People always matter
Ming and Hoskinson, according to Shin’s reporting, were detrimental to Ethereum in fairly subtle ways, mostly emotional. Ming was an occasional roadblock or hassle, but by Shin’s telling she also did a lot of vital work. Hoskinson was out before the bulk of real work even began.
But their stories, along with the dozens of smaller conflicts and blowups chronicled in “The Cryptopians,” nonetheless drive home an important broader takeaway. In crypto, “trustlessness” is a technological term of art that has been widely misperceived as some sort of moral carte blanche, a sense that anything goes because blockchain somehow protects you from bad actors. It has even cropped up in the bizarre viewpoint that it’s okay if known criminals are running your project.

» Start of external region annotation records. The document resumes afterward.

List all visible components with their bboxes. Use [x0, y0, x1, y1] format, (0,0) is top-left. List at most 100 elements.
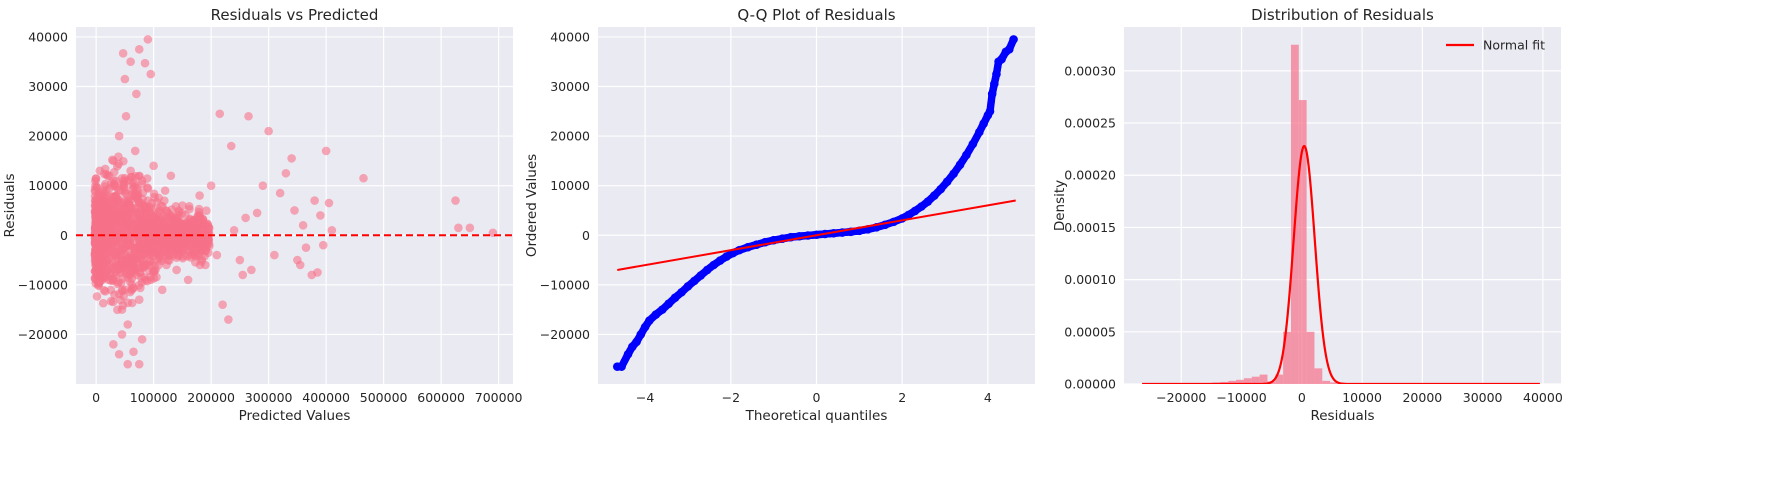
scatter-point — [194, 207, 204, 217]
scatter-point — [270, 250, 279, 260]
qq-point — [722, 252, 731, 261]
qq-point — [670, 293, 680, 303]
scatter-point — [184, 202, 194, 211]
scatter-point — [114, 349, 124, 359]
x-tick-label: 400000 — [302, 390, 350, 405]
histogram-bar — [1251, 376, 1260, 384]
scatter-point — [140, 58, 150, 68]
legend: Normal fit — [1446, 38, 1545, 53]
scatter-point — [157, 254, 166, 264]
x-axis-label: Residuals — [1310, 408, 1374, 424]
qq-point — [709, 260, 718, 270]
scatter-point — [451, 196, 460, 205]
histogram-bar — [1306, 331, 1315, 384]
histogram-bar — [1314, 368, 1323, 384]
y-tick-label: 0.00030 — [1064, 63, 1116, 78]
x-tick-label: 4 — [984, 390, 992, 405]
scatter-point — [129, 221, 138, 230]
y-tick-label: 0.00020 — [1064, 168, 1116, 183]
scatter-point — [241, 213, 250, 223]
x-tick-label: 2 — [898, 390, 906, 405]
x-tick-label: 0 — [92, 390, 100, 405]
scatter-point — [183, 275, 193, 285]
chart-title: Q-Q Plot of Residuals — [737, 6, 895, 24]
scatter-point — [103, 171, 112, 181]
qq-point — [657, 305, 667, 314]
histogram-bar — [1298, 100, 1307, 384]
chart-panel-2: −4 −2 0 2 4 −20000 −10000 0 10000 20000 30000 40000… — [524, 6, 1035, 424]
scatter-point — [182, 251, 192, 261]
scatter-point — [162, 206, 171, 216]
scatter-point — [195, 215, 205, 225]
qq-point — [1004, 45, 1014, 54]
scatter-point — [215, 109, 225, 119]
qq-point — [1009, 35, 1018, 44]
y-tick-label: 0.00015 — [1064, 220, 1116, 235]
qq-point — [985, 106, 995, 116]
scatter-point — [155, 206, 164, 215]
histogram-bar — [1243, 378, 1252, 384]
scatter-point — [120, 250, 130, 260]
scatter-point — [143, 35, 153, 44]
y-tick-label: 40000 — [550, 29, 590, 44]
scatter-point — [316, 211, 325, 220]
scatter-point — [92, 258, 102, 268]
scatter-point — [149, 189, 159, 199]
scatter-point — [125, 201, 134, 210]
scatter-point — [275, 188, 285, 198]
scatter-point — [109, 156, 118, 166]
scatter-point — [195, 191, 204, 200]
qq-point — [917, 202, 926, 211]
plot-marks — [1142, 44, 1540, 384]
scatter-point — [123, 298, 133, 308]
qq-point — [617, 362, 626, 371]
scatter-point — [146, 209, 156, 219]
scatter-point — [136, 283, 145, 293]
x-tick-label: −4 — [636, 390, 654, 405]
histogram-bar — [1236, 379, 1244, 384]
x-axis-label: Theoretical quantiles — [745, 408, 888, 424]
scatter-point — [94, 277, 103, 286]
scatter-point — [151, 265, 160, 275]
qq-point — [645, 316, 654, 325]
scatter-point — [287, 154, 296, 163]
qq-point — [702, 265, 712, 275]
scatter-point — [113, 265, 123, 275]
x-tick-label: 30000 — [1463, 390, 1503, 405]
scatter-point — [152, 245, 161, 255]
scatter-point — [102, 221, 111, 230]
scatter-point — [226, 141, 236, 151]
x-tick-label: 700000 — [475, 390, 523, 405]
chart-panel-3: −20000 −10000 0 10000 20000 30000 40000 0.00000… — [1052, 6, 1563, 424]
x-tick-label: 0 — [1298, 390, 1306, 405]
scatter-point — [203, 248, 213, 257]
scatter-point — [114, 131, 124, 141]
scatter-point — [172, 265, 181, 275]
qq-point — [962, 150, 971, 160]
scatter-point — [151, 229, 160, 238]
y-axis-label: Ordered Values — [524, 154, 540, 257]
y-tick-label: 30000 — [550, 79, 590, 94]
x-tick-label: 300000 — [245, 390, 293, 405]
scatter-point — [321, 146, 331, 156]
qq-point — [923, 197, 933, 206]
qq-point — [975, 127, 984, 137]
scatter-point — [198, 223, 207, 232]
scatter-point — [281, 168, 291, 178]
scatter-point — [171, 244, 180, 254]
qq-point — [683, 282, 693, 291]
scatter-point — [298, 221, 308, 230]
scatter-point — [178, 201, 187, 210]
scatter-point — [181, 219, 190, 229]
qq-point — [632, 337, 641, 347]
qq-point — [942, 177, 952, 186]
y-tick-label: −20000 — [540, 327, 590, 342]
scatter-point — [107, 245, 117, 255]
plot-marks — [612, 35, 1018, 371]
scatter-point — [235, 255, 245, 265]
qq-point — [690, 276, 699, 286]
scatter-point — [324, 198, 334, 208]
scatter-point — [258, 181, 268, 190]
scatter-point — [175, 234, 184, 243]
histogram-bar — [1322, 380, 1331, 384]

But the truth is that in crypto development and investment, people arguably matter more than in more formal or traditional settings. Open leadership structures leave bigger gaps for people with Machiavellian personalities to sow distrust or put their own interests ahead of the project’s. In developing fields, there’s far more leeway for individuals to pitch bad ideas to underinformed and greedy audiences, proactively fudging the line between failure and fraud.
Those technological bells and whistles, jangling on a yard-long line of horse pucky spun by someone who insists he nearly graduated from MIT, are often an intentional misdirection. Understanding the technical or financial claims being made by a new project is often less important than understanding the people behind it, their character, their past behavior and their present motivations.

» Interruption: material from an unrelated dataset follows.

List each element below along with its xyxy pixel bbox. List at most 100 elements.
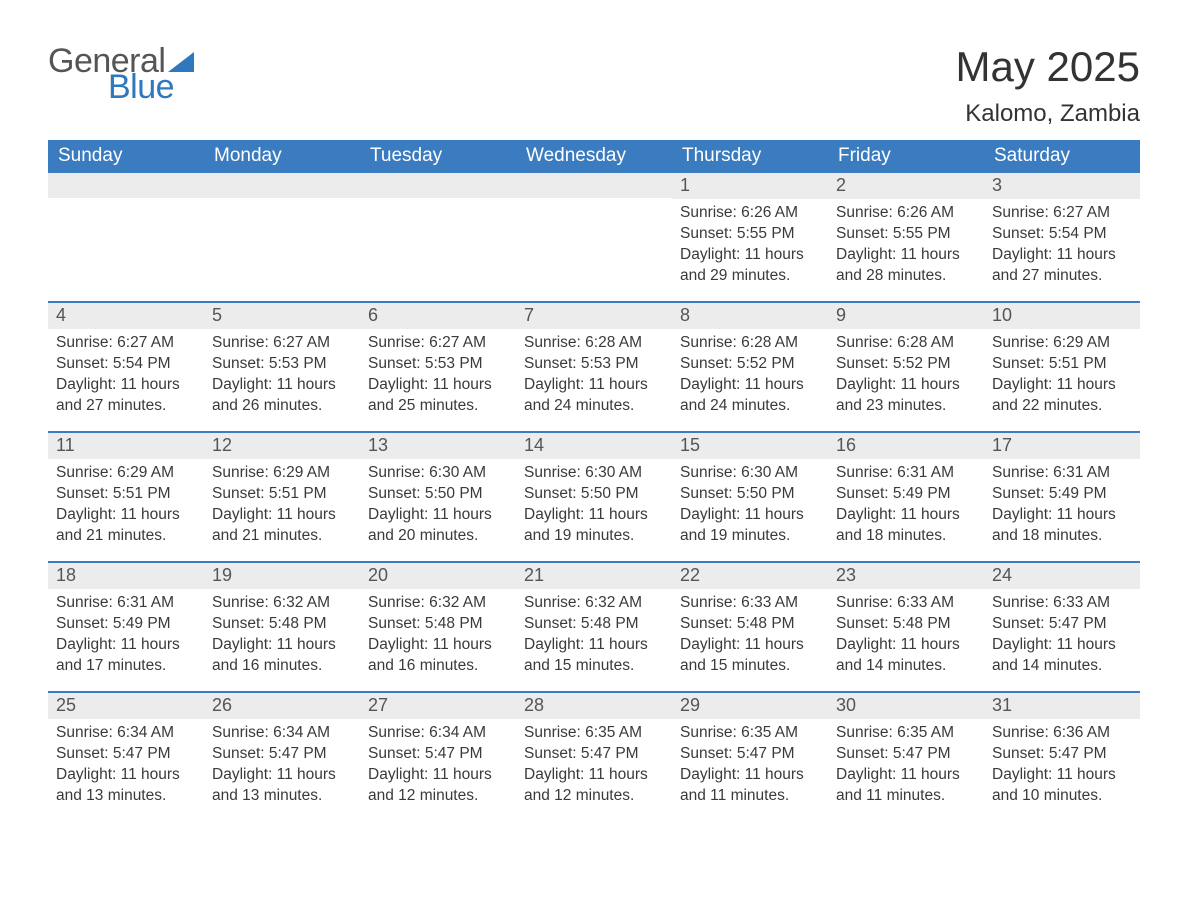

There’s no better example of this than Buterin himself. He’s often hailed as a technical or systems genius, but what’s less often noted is his apparently strong moral and intellectual center. The key conflict in Ethereum’s history was the decision over whether to organize the projects on for-profit or nonprofit terms. Buterin was the most influential single person in that conversation, and his insistence on the nonprofit setup contributed to the alienation of Di Iorio in particular.
Buterin broadly believed the nonprofit setup was important because it aligned with the crypto and cypherpunk values of open protocols and public infrastructure. It’s too much to say that has been a crucial decision for cryptocurrency in general – the nonprofit structure pioneered by Ethereum has been abused at least as often as it has served to make projects more public-spirited.
More important is what it says about Buterin himself, and ultimately about Ethereum’s incredible success. His early insistence on a degree of selfless public-spiritedness has made Ethereum a comfortable home for all sorts of outside-the-box thinkers, people genuinely interested in much more than just money. And here’s the kicker – as it turns out, generosity is wealth-creating. It’s secretly true everywhere, but especially true in crypto.
That’s seemingly a hard lesson to absorb, even for full-grown adults. In a space where bitcoiners constantly bang on about “low time preference,” the reality is that most projects have extremely short-term viewpoints. Scammers are the most obvious examples, but you can also include trade-offs made to compromise security for throughput, or really any project where profit crowds out other priorities.
As those projects come and go, reaching or missing their confined, self-interested little metrics, Ethereum is still here. To a degree that’s rarely acknowledged, that’s because Buterin, even in the very early days, insisted on principles of openness, accessibility and fairness. Moreover, it seems clear he understood his power and didn’t hesitate to flex it (in his understated way) toward those unselfish goals.
That’s a truly remarkable set of ethical choices for someone who was not even old enough to drink in the U.S. when he started Ethereum. It’s far more impressive than how many languages he speaks or his command of crypto economics and incentive design.
I’m no fan of the great man theory of history, but in this case, I might be ready to make an exception.